Summer Reads 2021

Summer reading was a little sketchy this year.

For one thing, I finally finished the bookstopper of a biography of The Brontës by Juliet Barker. All of the Brontes. From the birth of Patrick (paterfamilias) to the death of Charlotte in 830 meticulously researched pages. A book I’ve been reading since the fall of 2019. Worth it to me, for reasons. To you? Depends on your love of the Bronte oeuvre, I suppose. But you will have to go through Patrick’s several curacies and the sorry story of brother Bramwell to get there, and it is a wade.

I ordered The Underground Railroad, by Colson Whitehead, after watching the Amazon series based on the book. I found both somewhat unsatisfying. A major conceit of both was the concept of the Underground Railroad itself. Whitehead created an actual underground railroad, tunnels, tracks, stations and all, which seemed to promise an excursion throughout the slave states in the years immediately preceding the Civil War. Instead we get a tantalizing glimpse of the phantastical railroad coming up here and there into yet another example of the horrors of slavery and its effects. Georgia is the epitome of the slave plantation; South Carolina recalls the betrayal of the Tuskegee Institute merged with a healthy slice of eugenics; North Carolina gives us the ultimate sundown town in which stray African Americans are caught and lynched in village fetes; and Indiana (why North Carolina to Indiana?) portrays the fear and loathing lurking behind episodes like the Tulsa Massacre and similar attempts to eradicate successful African American communities across the country.

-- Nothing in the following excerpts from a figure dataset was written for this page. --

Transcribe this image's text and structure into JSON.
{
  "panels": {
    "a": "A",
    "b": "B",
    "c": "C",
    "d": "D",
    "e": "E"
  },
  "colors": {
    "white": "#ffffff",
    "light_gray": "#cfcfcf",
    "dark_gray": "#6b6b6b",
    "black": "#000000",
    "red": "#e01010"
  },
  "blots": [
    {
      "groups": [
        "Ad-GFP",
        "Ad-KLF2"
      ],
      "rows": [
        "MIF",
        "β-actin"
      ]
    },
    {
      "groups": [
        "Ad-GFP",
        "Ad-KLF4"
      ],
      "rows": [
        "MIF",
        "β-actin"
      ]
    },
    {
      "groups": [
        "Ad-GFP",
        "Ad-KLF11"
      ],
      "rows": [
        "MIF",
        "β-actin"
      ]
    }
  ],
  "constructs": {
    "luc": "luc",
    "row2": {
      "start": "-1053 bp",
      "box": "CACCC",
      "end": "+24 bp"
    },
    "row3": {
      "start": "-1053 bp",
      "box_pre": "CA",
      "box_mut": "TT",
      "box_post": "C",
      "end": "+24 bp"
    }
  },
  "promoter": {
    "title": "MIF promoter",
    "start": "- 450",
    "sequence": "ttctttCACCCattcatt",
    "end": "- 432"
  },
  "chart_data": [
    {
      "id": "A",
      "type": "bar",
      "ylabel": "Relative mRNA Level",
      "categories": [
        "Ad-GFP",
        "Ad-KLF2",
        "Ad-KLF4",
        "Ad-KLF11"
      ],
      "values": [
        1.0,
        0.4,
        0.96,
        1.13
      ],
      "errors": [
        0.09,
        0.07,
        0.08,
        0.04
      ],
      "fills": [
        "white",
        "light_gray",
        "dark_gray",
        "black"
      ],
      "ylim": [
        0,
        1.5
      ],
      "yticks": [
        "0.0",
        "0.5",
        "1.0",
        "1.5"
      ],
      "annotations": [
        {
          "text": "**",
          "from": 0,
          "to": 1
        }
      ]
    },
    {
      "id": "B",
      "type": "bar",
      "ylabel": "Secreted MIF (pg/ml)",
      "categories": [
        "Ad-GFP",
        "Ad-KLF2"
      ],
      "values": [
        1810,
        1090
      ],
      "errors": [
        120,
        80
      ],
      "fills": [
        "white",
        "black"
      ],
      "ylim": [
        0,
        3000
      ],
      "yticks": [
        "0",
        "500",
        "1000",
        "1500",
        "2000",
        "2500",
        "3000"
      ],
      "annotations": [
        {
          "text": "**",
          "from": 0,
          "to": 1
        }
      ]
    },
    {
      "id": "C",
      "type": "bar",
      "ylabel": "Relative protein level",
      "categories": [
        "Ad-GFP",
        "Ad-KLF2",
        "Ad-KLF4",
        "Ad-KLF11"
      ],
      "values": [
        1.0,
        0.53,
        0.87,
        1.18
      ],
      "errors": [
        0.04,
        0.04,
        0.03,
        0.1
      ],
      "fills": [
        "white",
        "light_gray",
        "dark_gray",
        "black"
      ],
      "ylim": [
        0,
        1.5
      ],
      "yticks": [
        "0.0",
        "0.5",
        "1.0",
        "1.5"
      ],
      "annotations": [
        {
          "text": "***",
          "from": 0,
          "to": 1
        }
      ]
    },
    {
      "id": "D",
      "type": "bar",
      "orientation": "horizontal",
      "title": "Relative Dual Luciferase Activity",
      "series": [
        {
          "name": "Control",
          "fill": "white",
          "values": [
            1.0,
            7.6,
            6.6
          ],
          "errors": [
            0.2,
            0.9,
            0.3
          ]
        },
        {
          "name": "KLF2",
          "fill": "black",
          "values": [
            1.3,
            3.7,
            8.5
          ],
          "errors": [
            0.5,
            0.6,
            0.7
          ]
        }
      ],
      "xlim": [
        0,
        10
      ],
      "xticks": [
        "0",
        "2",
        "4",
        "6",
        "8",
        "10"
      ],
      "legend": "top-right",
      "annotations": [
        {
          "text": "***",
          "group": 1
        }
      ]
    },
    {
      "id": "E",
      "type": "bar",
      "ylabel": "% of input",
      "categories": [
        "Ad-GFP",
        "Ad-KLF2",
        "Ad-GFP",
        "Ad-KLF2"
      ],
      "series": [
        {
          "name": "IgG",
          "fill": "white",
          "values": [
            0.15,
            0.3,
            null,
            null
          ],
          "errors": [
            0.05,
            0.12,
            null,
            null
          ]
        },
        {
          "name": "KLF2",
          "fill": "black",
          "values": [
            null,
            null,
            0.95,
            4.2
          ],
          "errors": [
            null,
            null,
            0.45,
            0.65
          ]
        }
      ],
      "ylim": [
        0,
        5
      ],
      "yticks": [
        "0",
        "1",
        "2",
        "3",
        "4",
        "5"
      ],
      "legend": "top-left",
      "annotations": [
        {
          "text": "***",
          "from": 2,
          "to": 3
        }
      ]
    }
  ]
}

Since he posits a “real” underground railroad, I would like to have seen it used more. Maybe met more people underground and heard their stories. Maybe characters who preferred the free life of the underground. Given that so little time is spent there, I don’t really understand why he created it except perhaps for its gimmick value. Which, to my mind, undermines the concept of both real and imaginary railroads.

As for the stops, I spent a little too much time trying to figure out why South Carolina was all Tuskegee, North Carolina was all sundown town, and Indiana was all burning black folk out. Just my normal waste of brain time trying to fit fiction into fact, I guess, but still. And I never did quite figure out what the trek through Tennessee with the slave catcher was all about.

Which is not to say that you should not give The Underground Railroad a read. It’s nobody’s idea of a happy place, but they do get a sendoff into the sunset, and I guess that’s what’s called hope these days.

I had had The Red Tent by Anita Diamant on my Amazon Wish List for a couple of years and finally got it this summer. It’s interesting, as feminist historical fiction goes, marred only by the fact that I can’t bring myself to believe in it.

The red tent is the special tent set aside for the women of the tribe of Laban (father of Leah and Rachel of biblical fame) for both menstruation and the birthing of babies. And while it is true that these tribes (as do many tribes still the world over) banished menstruating women to a hut set aside for them, I find it hard to believe that the hut produced the strong feminist culture that is posited in the novel. Perhaps it did – we would have to ask those women who are currently so banished if that is what happens to them. But in the ancient Middle East, it seems, all women menstruated at the same time (on the new moon) and therefore they all gathered once a month for three days to laugh and tell stories and bond. Nice work if you can get it, I couldn’t help thinking.

Perhaps I am just too old now to believe in the tales of womanly power in ancient days. I loved The Mists of Avalon when I first read it, but it too has fallen into the dusts of disbelief as have all modern renderings of the court of Henry VIII.

Still, The Red Tent does do justice, I think, to the way of life of the early tribes of Israel and the rendering of Jacob’s relationship to his father’s god and the story of wrestling with the angel ring true as they are told from the point of view of someone who only witnesses the aftereffects. All in all, I liked the book more for its portrayal of Jacob and his sons than for the feminist interpretation of the tribal women. There is little that is heroic about them. They are just men going about their manly business with little regard for their women. The tribal fathers brought down to size. About time, I say. Good job, Anita.